Do you agree with James Heckman, a Nobel prize-winning economist, that the low test scores of Blacks is due to poverty during their preschool years?

At ages five and six, the average black student is behind 85 percent of whites on test scores.

That pattern convinced James Heckman that traditional methods of school reform came too late in a child’s life to make much difference. He concluded that “schools and school quality contribute little to the emergence of test-score gaps among children.” He therefore urged reformers to “catch ‘em young,” and focus on the pre-kindergarten years when children are three- and four-years-old, and even on children from birth to age three.

Prof. Heckman based this approach on studies of enrichment programs for children in poverty who were followed until they were adults. The most influential of these programs was at the Perry Preschool in Ypsilanti, Michigan. From 1962 to 1967, Perry provided three-year-old poor black children with two and a half hours of daily preschool. Perry also placed teachers with advanced degrees in the children’s homes, where they spent 90 minutes each week instructing the Perry parents on child rearing. The Perry students were then compared with a control group at ages 14, 15, 19, 27, and 40.

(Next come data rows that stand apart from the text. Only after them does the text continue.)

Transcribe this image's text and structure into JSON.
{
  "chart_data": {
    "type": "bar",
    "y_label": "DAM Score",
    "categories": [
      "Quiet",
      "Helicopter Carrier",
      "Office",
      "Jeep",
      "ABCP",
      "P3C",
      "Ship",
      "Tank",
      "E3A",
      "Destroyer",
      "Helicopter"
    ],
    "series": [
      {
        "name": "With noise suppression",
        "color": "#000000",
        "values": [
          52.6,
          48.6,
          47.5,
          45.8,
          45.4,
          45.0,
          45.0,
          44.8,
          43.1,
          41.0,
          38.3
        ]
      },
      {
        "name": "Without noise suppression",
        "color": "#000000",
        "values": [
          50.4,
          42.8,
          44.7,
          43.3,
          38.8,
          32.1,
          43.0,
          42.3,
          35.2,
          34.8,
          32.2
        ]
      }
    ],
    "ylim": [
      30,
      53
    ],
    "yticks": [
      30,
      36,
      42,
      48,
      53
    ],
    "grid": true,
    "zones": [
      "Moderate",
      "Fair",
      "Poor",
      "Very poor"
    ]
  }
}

The follow-up studies suggested that the children who attended Perry and whose parents received home visits were more likely to graduate from high school and less likely to go to jail. The Perry girls were less likely to become pregnant as teenagers, and the Perry boys earned more money than boys in the control group. After comparing the Perry students’ outcomes with those of the control group, Heckman calculated that the economic benefits of early childhood education yielded “rates of return are [from] 15% to 17%. The benefit-cost ratio is eight to one.”

Do you agree with James Heckman, a Nobel prize-winning economist, that the low test scores of Blacks is due to poverty during their preschool years?